Using coupled fish behavior–hydrodynamic model to investigate spawning migration of Japanese anchovy, Engraulis japonicus, from the East China Sea to Taiwan

Abstract

AbstractAdult Japanese anchovies (Engraulis japonicus) migrate from the East China Sea to the coastal region of Taiwan to spawn around late winter and early spring and, later, their larvae constitute important fisheries in Taiwan. However, their migration route and its mechanism remain unclear. To investigate their spawning migration, we used a coupled fish behavior–hydrodynamic modeling approach. The physical field is simulated by the Pacific Ocean adaptation of the TaIwan Multi‐scale Community Ocean Model (TIMCOM) and the fish migration by Lagrangian tracer tracking with the aid of approximation of fish swimming behavior. We investigated three fish behavioral scenarios: (i) passive tracking of the current, (ii) swimming along with the current, and (iii) swimming along with the current and then changing to swimming toward the optimal spawning temperature.

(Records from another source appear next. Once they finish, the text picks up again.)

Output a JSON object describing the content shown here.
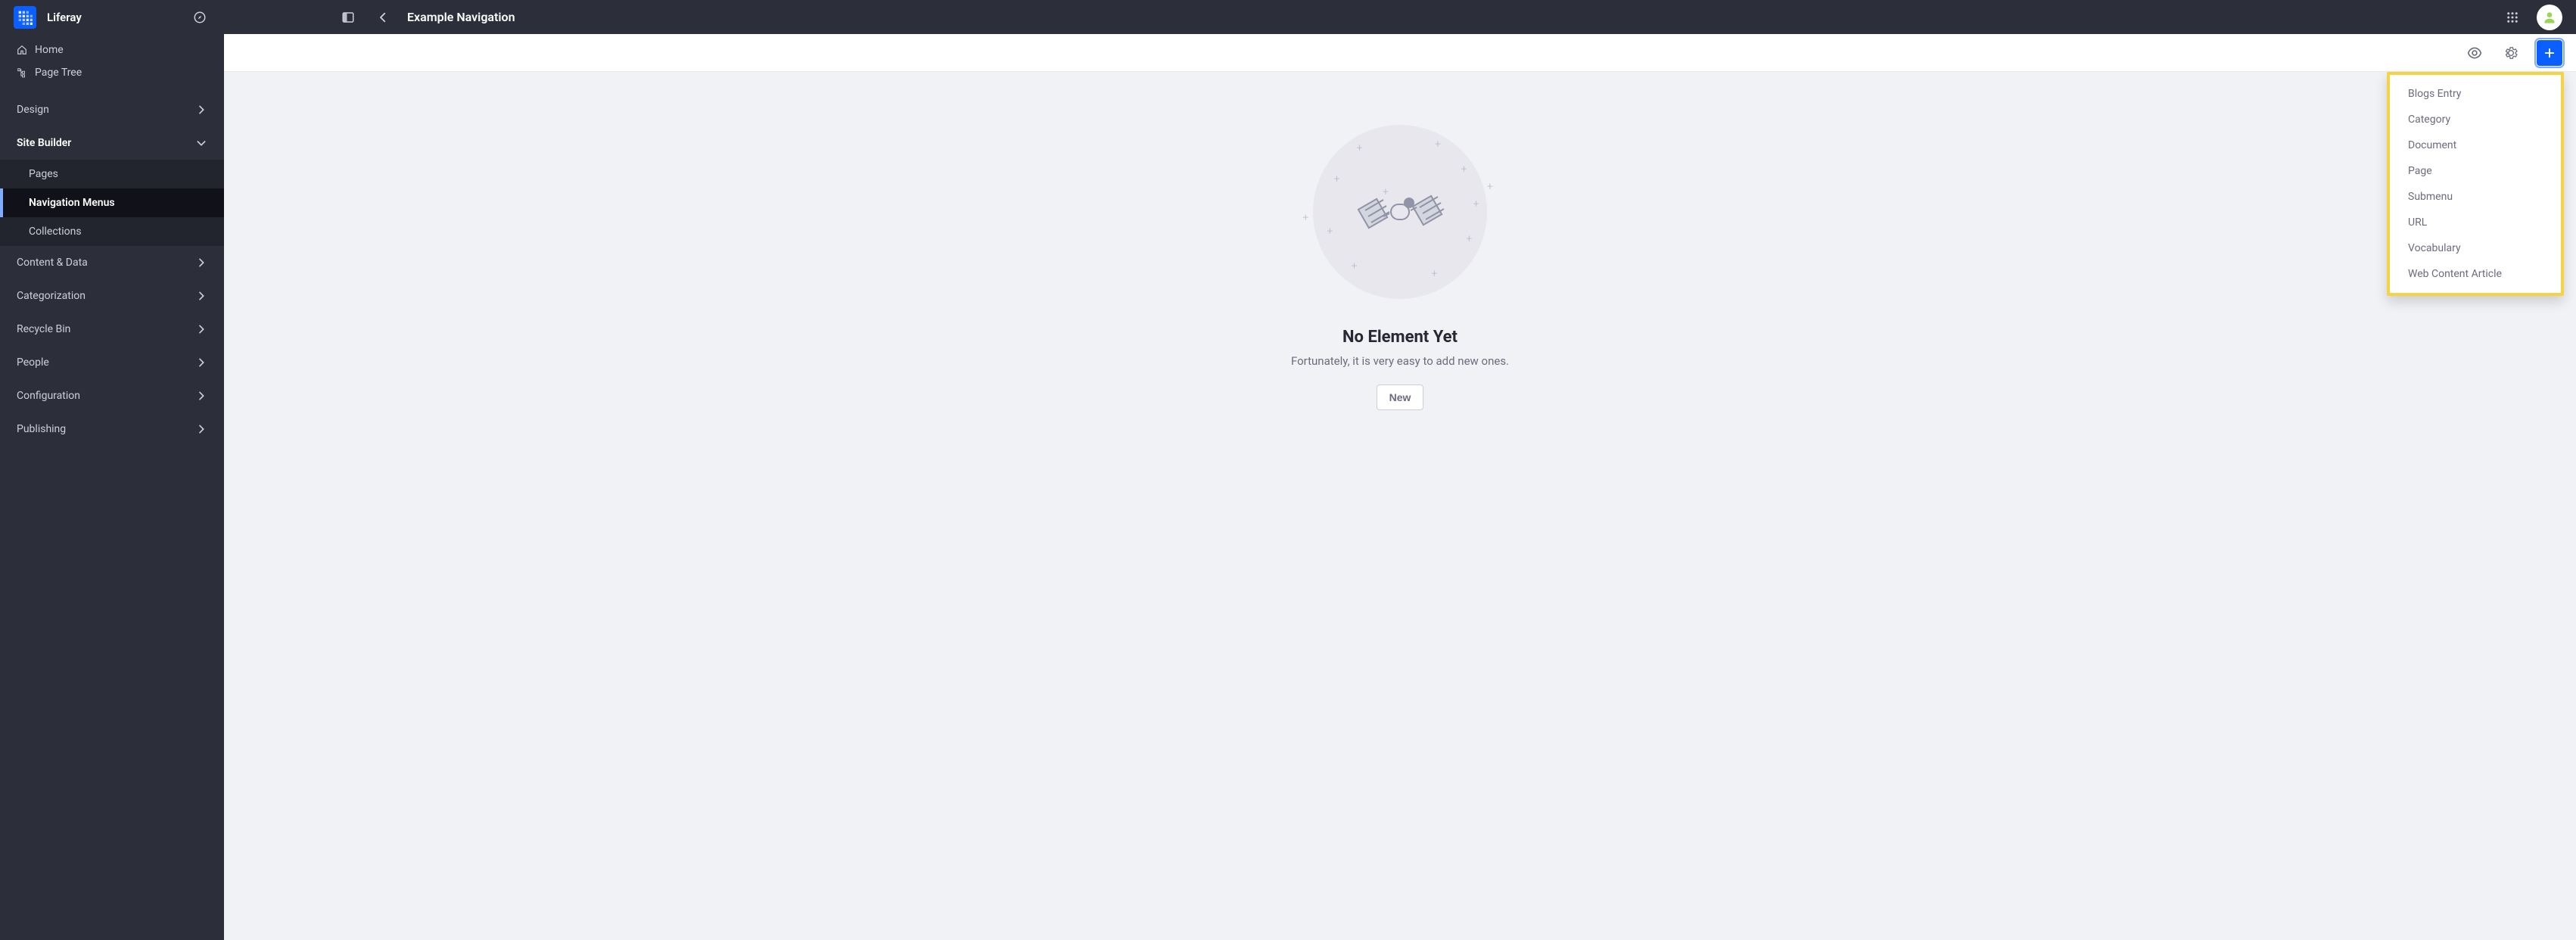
{
  "brand": {
    "name": "Liferay"
  },
  "header": {
    "title": "Example Navigation"
  },
  "sidebar": {
    "home": "Home",
    "page_tree": "Page Tree",
    "design": "Design",
    "site_builder": "Site Builder",
    "site_builder_items": {
      "pages": "Pages",
      "navigation_menus": "Navigation Menus",
      "collections": "Collections"
    },
    "content_data": "Content & Data",
    "categorization": "Categorization",
    "recycle_bin": "Recycle Bin",
    "people": "People",
    "configuration": "Configuration",
    "publishing": "Publishing"
  },
  "empty": {
    "title": "No Element Yet",
    "subtitle": "Fortunately, it is very easy to add new ones.",
    "new_button": "New"
  },
  "dropdown": {
    "items": [
      "Blogs Entry",
      "Category",
      "Document",
      "Page",
      "Submenu",
      "URL",
      "Vocabulary",
      "Web Content Article"
    ]
  }
}
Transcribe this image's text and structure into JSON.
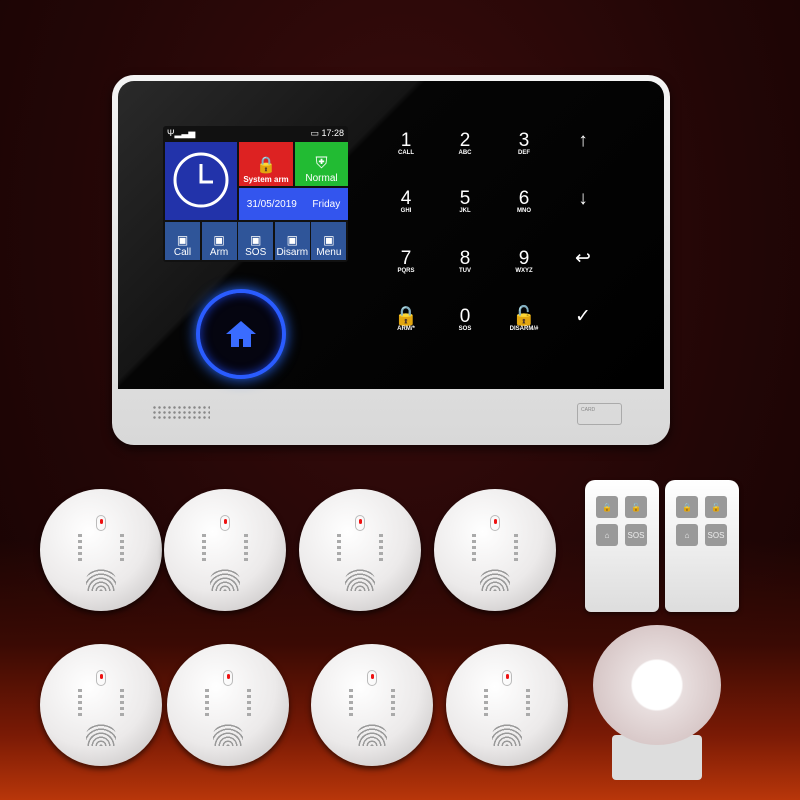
{
  "lcd": {
    "time": "17:28",
    "tiles": {
      "system_arm": "System arm",
      "normal": "Normal",
      "date": "31/05/2019",
      "day": "Friday"
    },
    "bottom": [
      {
        "label": "Call",
        "icon": "phone-icon"
      },
      {
        "label": "Arm",
        "icon": "lock-icon"
      },
      {
        "label": "SOS",
        "icon": "sos-icon"
      },
      {
        "label": "Disarm",
        "icon": "unlock-icon"
      },
      {
        "label": "Menu",
        "icon": "grid-icon"
      }
    ],
    "colors": {
      "clock_tile": "#2233aa",
      "system_arm": "#dd2222",
      "normal": "#22bb33",
      "date": "#3355ee",
      "bottom": "#2f5599"
    }
  },
  "keypad": [
    {
      "n": "1",
      "s": "CALL"
    },
    {
      "n": "2",
      "s": "ABC"
    },
    {
      "n": "3",
      "s": "DEF"
    },
    {
      "n": "↑",
      "s": ""
    },
    {
      "n": "4",
      "s": "GHI"
    },
    {
      "n": "5",
      "s": "JKL"
    },
    {
      "n": "6",
      "s": "MNO"
    },
    {
      "n": "↓",
      "s": ""
    },
    {
      "n": "7",
      "s": "PQRS"
    },
    {
      "n": "8",
      "s": "TUV"
    },
    {
      "n": "9",
      "s": "WXYZ"
    },
    {
      "n": "↩",
      "s": ""
    },
    {
      "n": "🔒",
      "s": "ARM/*"
    },
    {
      "n": "0",
      "s": "SOS"
    },
    {
      "n": "🔓",
      "s": "DISARM/#"
    },
    {
      "n": "✓",
      "s": ""
    }
  ],
  "card_label": "CARD",
  "remote_buttons": {
    "sos": "SOS"
  }
}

The comparison with and without Changjiang discharge is used to investigate the impacts of discharge reduction due to the Three Gorges Dam. Our results suggest that spawning migration of Japanese anchovy from the East China Sea to Taiwan may be aided by the China Coastal Current and that adult anchovies cannot reach the spawning site by passive advection alone. Thus, the swimming behavior of anchovies is crucial during the spawning migration, as it provides extra velocity and the orientation to the favorable spawning grounds. In addition, the adult anchovy is unlikely to reach the coastal area of Taiwan without Changjiang discharge. Our findings indicate that a coupled fish behavior–hydrodynamic model can help understand the influences of physical environment on the migration of Japanese anchovies.